The tool needs to check fluxcd.io first, count up those pre-existing bad links, then discount them from the PR so we can get a valid check output. This way we should guarantee that no new PR ever adds bad links to the FluxCD.io website. Any discrepancies between the reports are considered bugs—either they represent an error in this tool or they can be addressed directly in the website by modifying the links.

There is a baseline report as well as a pr review report that tell what bad links are found, whether they are pre-existing on the site or created by your PR. Those pre-existing ones should be fixed eventually, as well, but they will not count against your PR.

Both reports are workflow outputs and you can theoretically use another action to consume them. I used upload-artifact to do that in earlier versions, but it is ugly and we didn't want to use a composite action. (I put this old version in the attic/ for posterity.)

Upon successful execution of the main ruby program one single time, a report detailing the link statuses is generated in report.csv. You can import this CSV into tools like Google Drive for further analysis and action if this report is longer than a few links.

The make summary process takes the normalized output of the above described two checks, and it returns an error from the check_summary.sh script if the build should pass or fail.

Testing Locally

You can run it all in a local clone of the repository, like this:

PRODUCTION_URL=fluxcd.io \
PREVIEW_URL=deploy-preview-1630--fluxcd.netlify.app \
PR_NUMBER=1630 \
make clean \
  main clean-cache \
  run_with_preview \
  normalize \
summary

Note on UX: Report Download

In the event of a PR check failure, you can read the report in the failed job output. Initially this workflow was designed to enable the user to access a detailed report in the form of a zipped CSV. This was originally built as a composite workflow, you can still find remnants of this in the attic, the action.yml has been renamed as unused-composite.yml. It's much easier to just run the report locally if you need a copy for yourself.

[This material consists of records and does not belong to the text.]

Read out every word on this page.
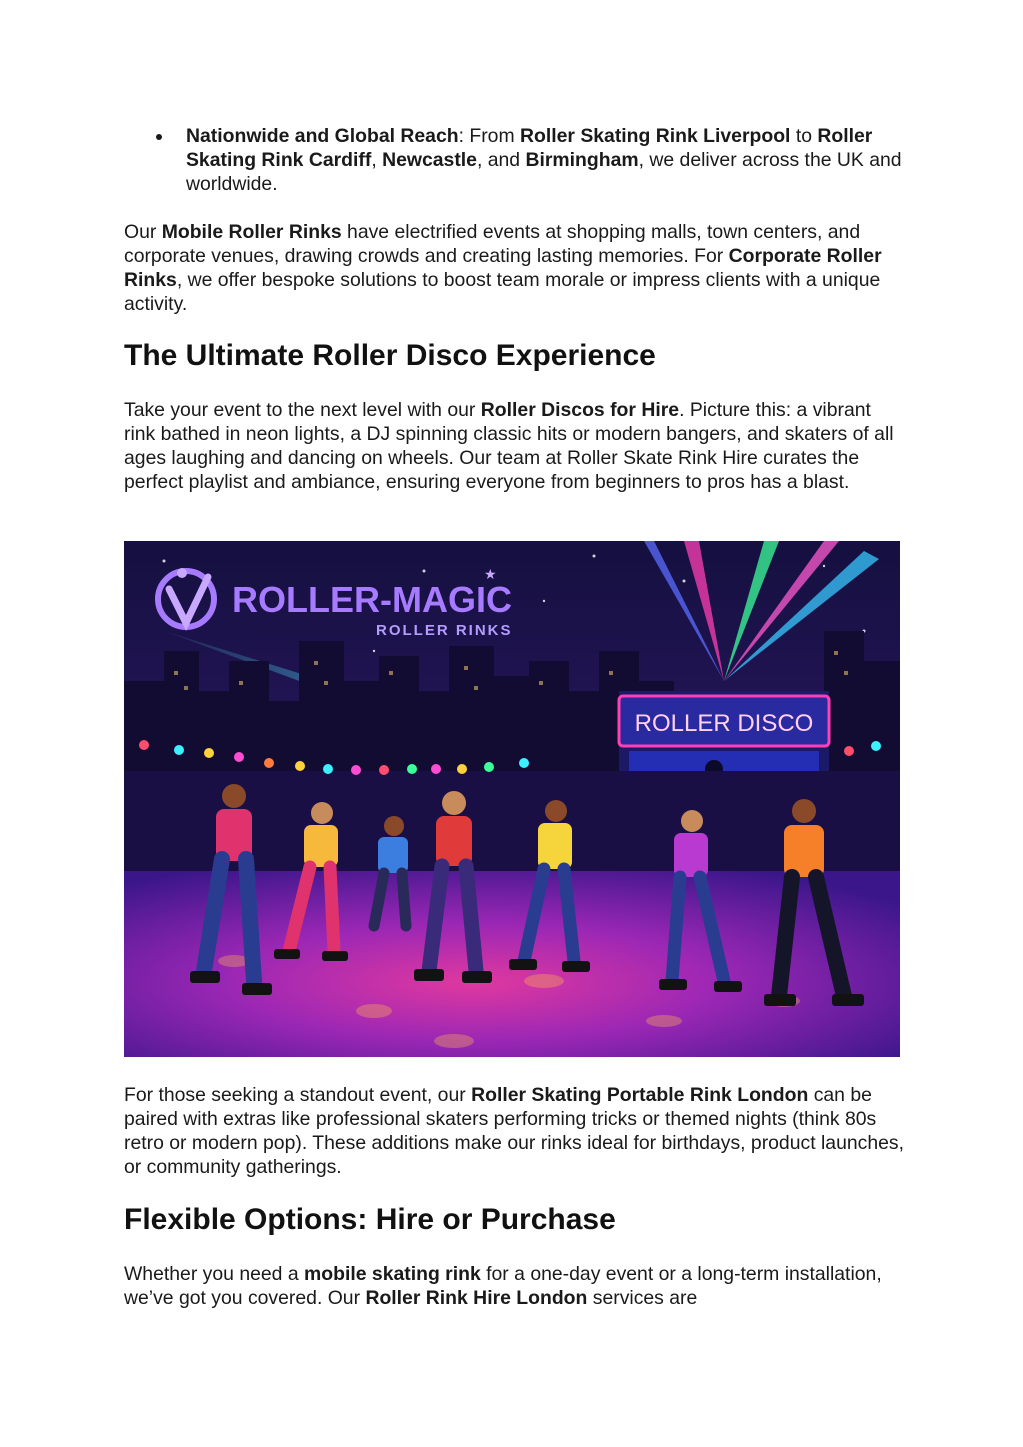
Nationwide and Global Reach: From Roller Skating Rink Liverpool to Roller Skating Rink Cardiff, Newcastle, and Birmingham, we deliver across the UK and worldwide.

Our Mobile Roller Rinks have electrified events at shopping malls, town centers, and corporate venues, drawing crowds and creating lasting memories. For Corporate Roller Rinks, we offer bespoke solutions to boost team morale or impress clients with a unique activity.

The Ultimate Roller Disco Experience

Take your event to the next level with our Roller Discos for Hire. Picture this: a vibrant rink bathed in neon lights, a DJ spinning classic hits or modern bangers, and skaters of all ages laughing and dancing on wheels. Our team at Roller Skate Rink Hire curates the perfect playlist and ambiance, ensuring everyone from beginners to pros has a blast.

ROLLER-MAGIC
ROLLER RINKS
★
ROLLER DISCO

For those seeking a standout event, our Roller Skating Portable Rink London can be paired with extras like professional skaters performing tricks or themed nights (think 80s retro or modern pop). These additions make our rinks ideal for birthdays, product launches, or community gatherings.

Flexible Options: Hire or Purchase

Whether you need a mobile skating rink for a one-day event or a long-term installation, we’ve got you covered. Our Roller Rink Hire London services are
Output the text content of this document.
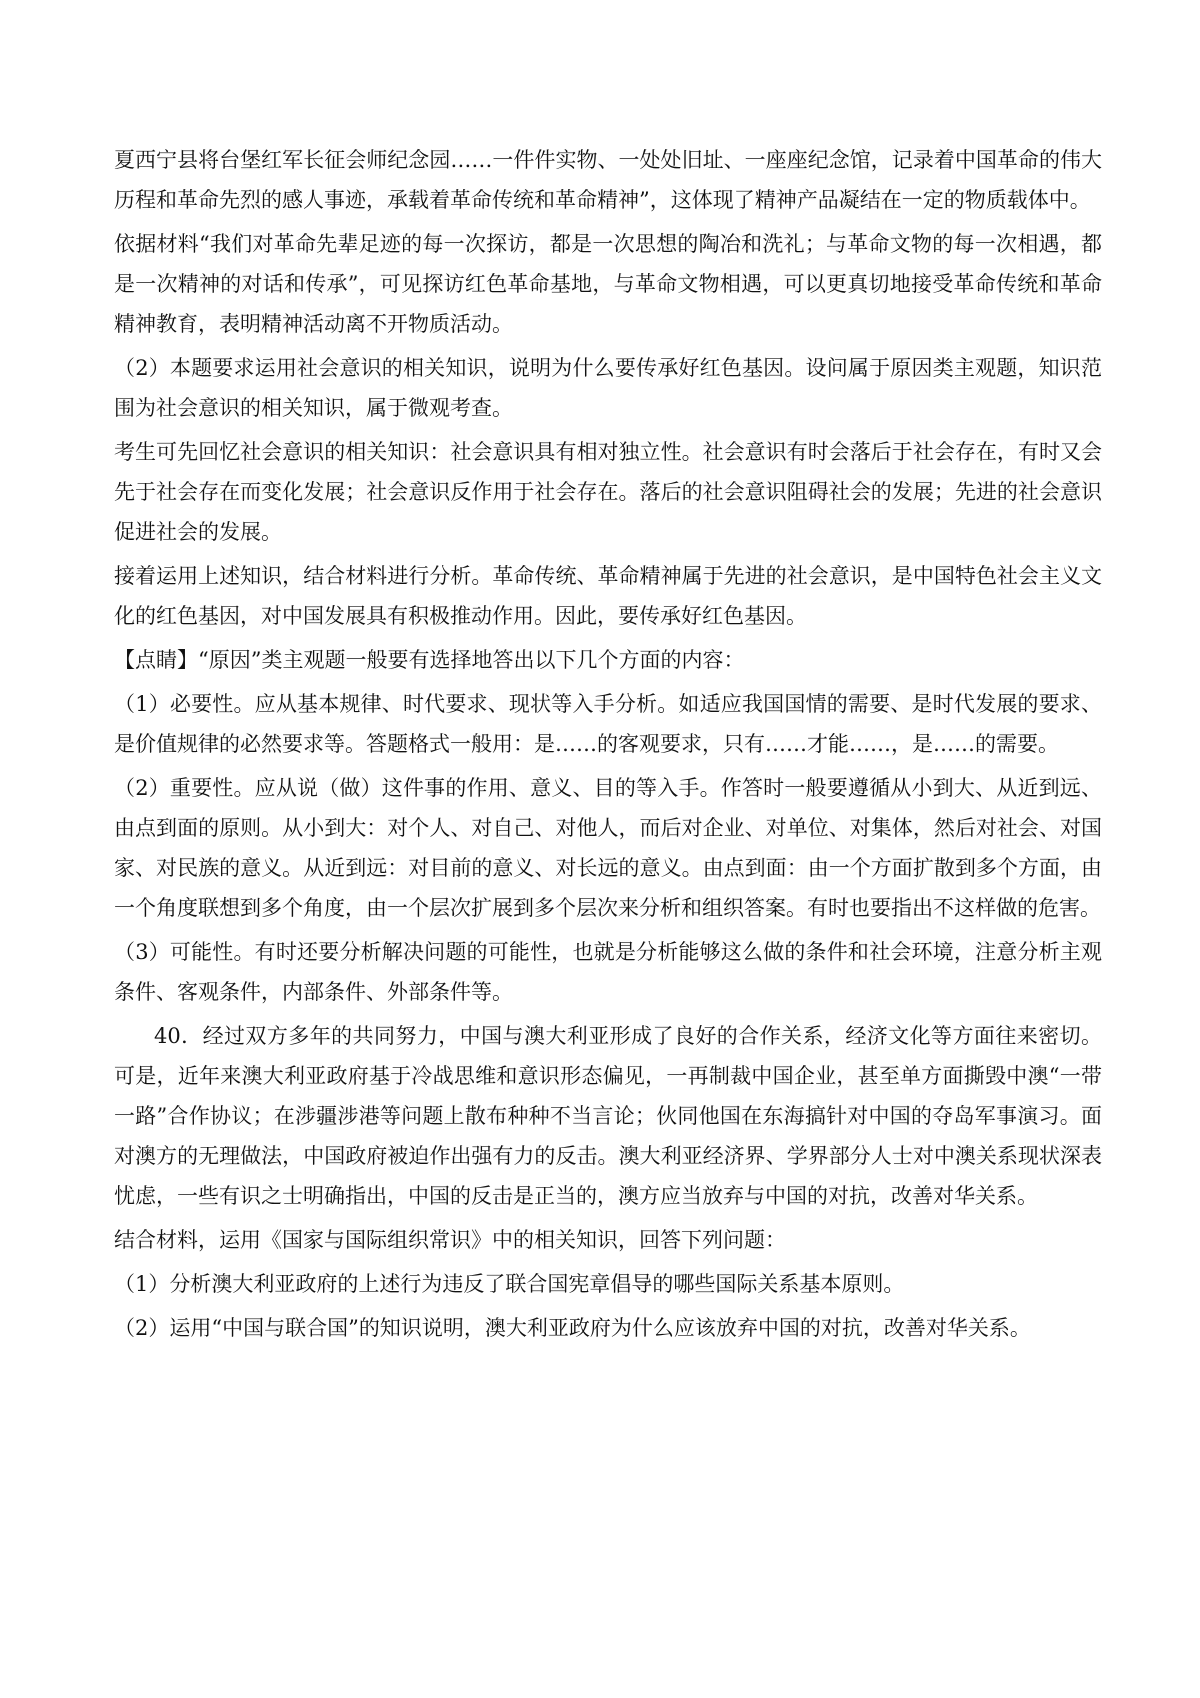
夏西宁县将台堡红军长征会师纪念园……一件件实物、一处处旧址、一座座纪念馆，记录着中国革命的伟大历程和革命先烈的感人事迹，承载着革命传统和革命精神”，这体现了精神产品凝结在一定的物质载体中。

依据材料“我们对革命先辈足迹的每一次探访，都是一次思想的陶冶和洗礼；与革命文物的每一次相遇，都是一次精神的对话和传承”，可见探访红色革命基地，与革命文物相遇，可以更真切地接受革命传统和革命精神教育，表明精神活动离不开物质活动。

（2）本题要求运用社会意识的相关知识，说明为什么要传承好红色基因。设问属于原因类主观题，知识范围为社会意识的相关知识，属于微观考查。

考生可先回忆社会意识的相关知识：社会意识具有相对独立性。社会意识有时会落后于社会存在，有时又会先于社会存在而变化发展；社会意识反作用于社会存在。落后的社会意识阻碍社会的发展；先进的社会意识促进社会的发展。

接着运用上述知识，结合材料进行分析。革命传统、革命精神属于先进的社会意识，是中国特色社会主义文化的红色基因，对中国发展具有积极推动作用。因此，要传承好红色基因。

【点睛】“原因”类主观题一般要有选择地答出以下几个方面的内容：

（1）必要性。应从基本规律、时代要求、现状等入手分析。如适应我国国情的需要、是时代发展的要求、是价值规律的必然要求等。答题格式一般用：是……的客观要求，只有……才能……，是……的需要。

（2）重要性。应从说（做）这件事的作用、意义、目的等入手。作答时一般要遵循从小到大、从近到远、由点到面的原则。从小到大：对个人、对自己、对他人，而后对企业、对单位、对集体，然后对社会、对国家、对民族的意义。从近到远：对目前的意义、对长远的意义。由点到面：由一个方面扩散到多个方面，由一个角度联想到多个角度，由一个层次扩展到多个层次来分析和组织答案。有时也要指出不这样做的危害。

（3）可能性。有时还要分析解决问题的可能性，也就是分析能够这么做的条件和社会环境，注意分析主观条件、客观条件，内部条件、外部条件等。

40．经过双方多年的共同努力，中国与澳大利亚形成了良好的合作关系，经济文化等方面往来密切。可是，近年来澳大利亚政府基于冷战思维和意识形态偏见，一再制裁中国企业，甚至单方面撕毁中澳“一带一路”合作协议；在涉疆涉港等问题上散布种种不当言论；伙同他国在东海搞针对中国的夺岛军事演习。面对澳方的无理做法，中国政府被迫作出强有力的反击。澳大利亚经济界、学界部分人士对中澳关系现状深表忧虑，一些有识之士明确指出，中国的反击是正当的，澳方应当放弃与中国的对抗，改善对华关系。

结合材料，运用《国家与国际组织常识》中的相关知识，回答下列问题：

（1）分析澳大利亚政府的上述行为违反了联合国宪章倡导的哪些国际关系基本原则。

（2）运用“中国与联合国”的知识说明，澳大利亚政府为什么应该放弃中国的对抗，改善对华关系。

The pr-summary.csv report goes out to the workflow/action job log. You can read all the bad links created by your PR there. Any links from the baseline site will not be included in the report unless your PR is spotless. A later version might emit the baseline report when there is no issue created by the PR, to encourage tidying. Then the report will show the baseline issues, but since it was not caused by your PR they will not fail the report.

The primary goal is to maximize the signal to noise ratio and prevent the users from desiring to uninstall this workflow. It should be easy to adopt, and it should never fail the workflow to nag the contributor about issues that their PR didn't create. (Well, maybe once in a while. #20)

TODO: We will still figure out a way to expose those baseline errors yet.

Cache Management

The tool incorporates caching initially intended to expedite repeated runs. This could be particularly useful for iterative development. Most runtime errors, especially those from the validate method and anchor checkers, can be debugged efficiently using cached data without re-fetching anything.

However, there's a known issue: the cache isn't always reliable. To ensure accuracy, always run make clean-cache between separate executions. The cache is still used to prevent repeated calls out and to avoid the repeated loading of HTML files into memory. As a result, a lot of memory can be used.

TODO: We're considering refining the cache management system. The cache should always be invalidated unless its validity is assured. This feature's primary purpose is for one-time use and might be phased out or redesigned in future versions.

The primary issue to grapple now is that we can wait for the preview environment's deploy to become ready once, but cannot guarantee that subsequent runs of the checker are always looking at the latest version. There is no synchronization or coordination between independent jobs, and there is no job configuration for the Netlify preview build (not even sure how this works - it is an externally provided action.)

Perhaps we can read the check statuses and wait to proceed with the scan of the preview domain until the Netlify deploy check shows itself as ready.